Diageo is believed to be planning a disposal of its Cinzano spirit brand as part of its move to focus on key products.
It is trying to reverse a downward trend for sales in the UK after revealing that volumes had fallen in British pubs for Smirnoff vodka, Bell's whisky and Gordon's gin.
Diageo's Guinness GB business is about to hand over brewing of Harp Irish Lager to Wolverhampton & Dudley Breweries (W&DB), who will brew it from May 1, to focus on its stout brand.
The licence from Scottish Courage to brew Kronenbourg 1664 will also pass to W&DB from May 1 for the remaining two years of the contract.
Guinness has provided Diageo with its biggest growth, boosted by the launch of the successful Extra Cold Guinness.

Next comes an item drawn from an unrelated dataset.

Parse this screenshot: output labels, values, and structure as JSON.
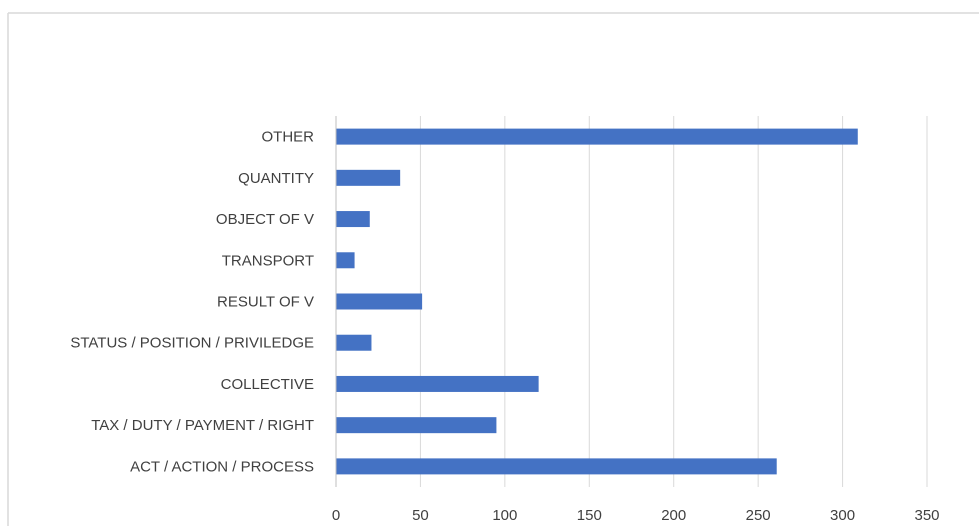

In Britain, Guinness volume grew three per cent in the on-trade and market share improved to 5.3 per cent.
UDV chief executive Jack Keenan said the spirits business would be turned around through focusing on key brands.
"We have to get the fresh air in and get this very traditional business growing faster than before," he said.
Sales of Smirnoff were down six per cent in the last six months of last year, although liqueur Bailey's grew by three per cent.
He said the company had increased the growth rate of Scotch whisky, including its classic single malts range.
But he warned that the first six months of this year would be difficult, predicting further brand disposals.
So far this year it has raised £218m by selling 14 underperforming North American brands, including Canadian whiskies, bourbons and brandies.
It is believed to be considering a sell-off of Cinzano along with continental brandies Metaxa, Asbach and Vecchia Romagna, although it will probably keep the distribution rights.
Diageo chief executive John McGrath said the whole group suffered because of turmoil in Latin America and Asia.
"It pushed us off course but we managed the market very effectively," he said. "It's a rollercoaster and we have accepted that."
Turnover for the six months to the end of December fell by 6.7 per cent to £6.27bn and operating profit was flat at £900m. Because of cost savings, the merged group still managed to push pre-tax profits up by 36 per cent to £972m.